10 maart was het sluitstuk van wat op Gerards verjaardag duidelijk was geworden en wat weer een half jaar eerder echt was begonnen.
In vijf jaar kan heel veel gebeuren. Niets in mijn leven is nog zoals het toen was. Dat is vreemd. Toen Gerard overleed had hij eigenlijk een andere dochter dan hij nu zou hebben gehad als hij nog leefde. Zo blijft een vijfentwintigjarige versie van mezelf op een merkwaardige manier bestaan – niet echt bestaan, maar behouden, stilgezet. Alsof er een oude versie van mij is ingekapseld in barnsteen, met zo’n vervormende gloed en golving eroverheen.
Het enige wat niet bewaard blijft is natuurlijk het geheugen.
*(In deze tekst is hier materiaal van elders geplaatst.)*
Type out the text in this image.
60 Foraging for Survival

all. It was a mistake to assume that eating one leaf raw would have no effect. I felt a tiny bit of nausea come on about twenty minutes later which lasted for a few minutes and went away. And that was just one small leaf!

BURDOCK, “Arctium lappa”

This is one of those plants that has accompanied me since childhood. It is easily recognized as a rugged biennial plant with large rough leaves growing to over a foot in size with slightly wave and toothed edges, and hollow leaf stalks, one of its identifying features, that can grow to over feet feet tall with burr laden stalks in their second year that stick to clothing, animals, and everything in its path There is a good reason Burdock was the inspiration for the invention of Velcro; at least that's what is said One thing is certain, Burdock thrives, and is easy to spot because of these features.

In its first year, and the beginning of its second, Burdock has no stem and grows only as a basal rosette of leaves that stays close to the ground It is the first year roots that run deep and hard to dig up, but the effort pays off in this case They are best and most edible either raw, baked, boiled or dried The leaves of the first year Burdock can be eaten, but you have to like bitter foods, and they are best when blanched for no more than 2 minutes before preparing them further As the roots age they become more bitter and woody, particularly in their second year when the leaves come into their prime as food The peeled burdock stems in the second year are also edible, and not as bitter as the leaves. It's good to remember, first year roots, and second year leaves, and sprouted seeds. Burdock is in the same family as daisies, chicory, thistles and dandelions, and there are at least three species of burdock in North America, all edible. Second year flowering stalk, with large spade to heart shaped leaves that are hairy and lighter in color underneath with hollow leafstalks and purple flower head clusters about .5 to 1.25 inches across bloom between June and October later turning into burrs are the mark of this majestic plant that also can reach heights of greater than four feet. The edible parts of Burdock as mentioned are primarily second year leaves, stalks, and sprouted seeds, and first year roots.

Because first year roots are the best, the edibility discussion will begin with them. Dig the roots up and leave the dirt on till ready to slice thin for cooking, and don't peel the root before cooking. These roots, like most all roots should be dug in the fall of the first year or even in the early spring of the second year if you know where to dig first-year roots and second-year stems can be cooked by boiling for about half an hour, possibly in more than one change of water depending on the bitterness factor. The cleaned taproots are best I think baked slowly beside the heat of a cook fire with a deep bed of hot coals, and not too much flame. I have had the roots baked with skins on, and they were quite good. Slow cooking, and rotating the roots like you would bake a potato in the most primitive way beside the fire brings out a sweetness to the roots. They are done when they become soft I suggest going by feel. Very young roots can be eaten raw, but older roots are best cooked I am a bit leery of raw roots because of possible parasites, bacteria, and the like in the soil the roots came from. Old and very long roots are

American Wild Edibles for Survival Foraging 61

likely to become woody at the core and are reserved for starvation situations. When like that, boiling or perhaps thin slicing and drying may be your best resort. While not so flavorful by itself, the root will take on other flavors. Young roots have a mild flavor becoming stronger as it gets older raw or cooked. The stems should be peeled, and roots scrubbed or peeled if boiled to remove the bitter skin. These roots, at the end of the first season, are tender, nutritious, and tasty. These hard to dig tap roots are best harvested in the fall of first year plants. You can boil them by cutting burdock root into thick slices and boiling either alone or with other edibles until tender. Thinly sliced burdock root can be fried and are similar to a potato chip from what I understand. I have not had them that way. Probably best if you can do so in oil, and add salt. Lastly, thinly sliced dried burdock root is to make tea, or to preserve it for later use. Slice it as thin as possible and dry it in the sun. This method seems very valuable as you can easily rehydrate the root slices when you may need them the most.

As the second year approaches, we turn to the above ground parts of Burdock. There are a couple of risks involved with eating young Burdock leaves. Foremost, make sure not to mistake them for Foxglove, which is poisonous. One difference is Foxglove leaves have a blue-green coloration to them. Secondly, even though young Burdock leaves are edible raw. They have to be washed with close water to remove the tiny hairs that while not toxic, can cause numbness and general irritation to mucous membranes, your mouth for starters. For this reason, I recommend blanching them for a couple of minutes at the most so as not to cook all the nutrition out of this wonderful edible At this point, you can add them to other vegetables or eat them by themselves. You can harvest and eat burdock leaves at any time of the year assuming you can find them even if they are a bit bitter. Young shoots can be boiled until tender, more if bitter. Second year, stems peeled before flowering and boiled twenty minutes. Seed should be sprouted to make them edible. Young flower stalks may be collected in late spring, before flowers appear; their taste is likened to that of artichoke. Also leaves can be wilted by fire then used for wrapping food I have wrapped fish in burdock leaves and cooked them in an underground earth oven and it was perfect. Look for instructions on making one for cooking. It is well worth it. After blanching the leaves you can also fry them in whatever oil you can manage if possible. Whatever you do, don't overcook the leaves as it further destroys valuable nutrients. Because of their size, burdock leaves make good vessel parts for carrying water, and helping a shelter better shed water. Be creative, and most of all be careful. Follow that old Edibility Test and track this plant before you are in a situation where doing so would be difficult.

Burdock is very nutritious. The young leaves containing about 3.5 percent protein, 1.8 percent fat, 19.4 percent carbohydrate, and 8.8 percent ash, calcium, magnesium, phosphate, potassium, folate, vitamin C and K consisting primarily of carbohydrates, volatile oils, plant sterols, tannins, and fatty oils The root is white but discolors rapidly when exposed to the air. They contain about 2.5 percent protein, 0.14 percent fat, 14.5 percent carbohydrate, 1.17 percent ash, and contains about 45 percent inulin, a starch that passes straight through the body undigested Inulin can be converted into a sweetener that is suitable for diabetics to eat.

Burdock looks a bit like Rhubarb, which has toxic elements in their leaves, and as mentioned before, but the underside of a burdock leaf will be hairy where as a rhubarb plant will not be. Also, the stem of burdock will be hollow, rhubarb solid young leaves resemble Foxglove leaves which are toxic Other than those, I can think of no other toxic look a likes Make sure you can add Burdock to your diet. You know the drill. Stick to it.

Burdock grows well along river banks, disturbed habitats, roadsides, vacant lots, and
Ik weet nog dat ik heel erg mijn best heb gedaan om allerlei details van die dag (en de dagen die eraan voorafgingen) te onthouden, maar ik moet bekennen dat het niet is gelukt. Nu al niet. Wat de dokter zei en wat ik zei. Zelfs van wat ik aan had ben ik niet honderd procent zeker meer.
Gek genoeg vind ik dat niet alleen maar erg. Wat overblijft zijn namelijk een soort kernachtige herinneringen, waar je ook wel genoeg aan hebt. Hoe we op een rijtje onderaan de trap stonden. Welk weer het was (iets minder slecht dan vandaag, maar gelukkig niet heel zonnig). En dat ik een sigaret opstak om drie uur ’s middags.
Toch had ik wel graag precies geweten wat er ook al weer gezegd werd door iedereen. Die stemmen komen het barnsteen niet meer uit. En als je ze toch hoort, versta je niet wat ze zeggen.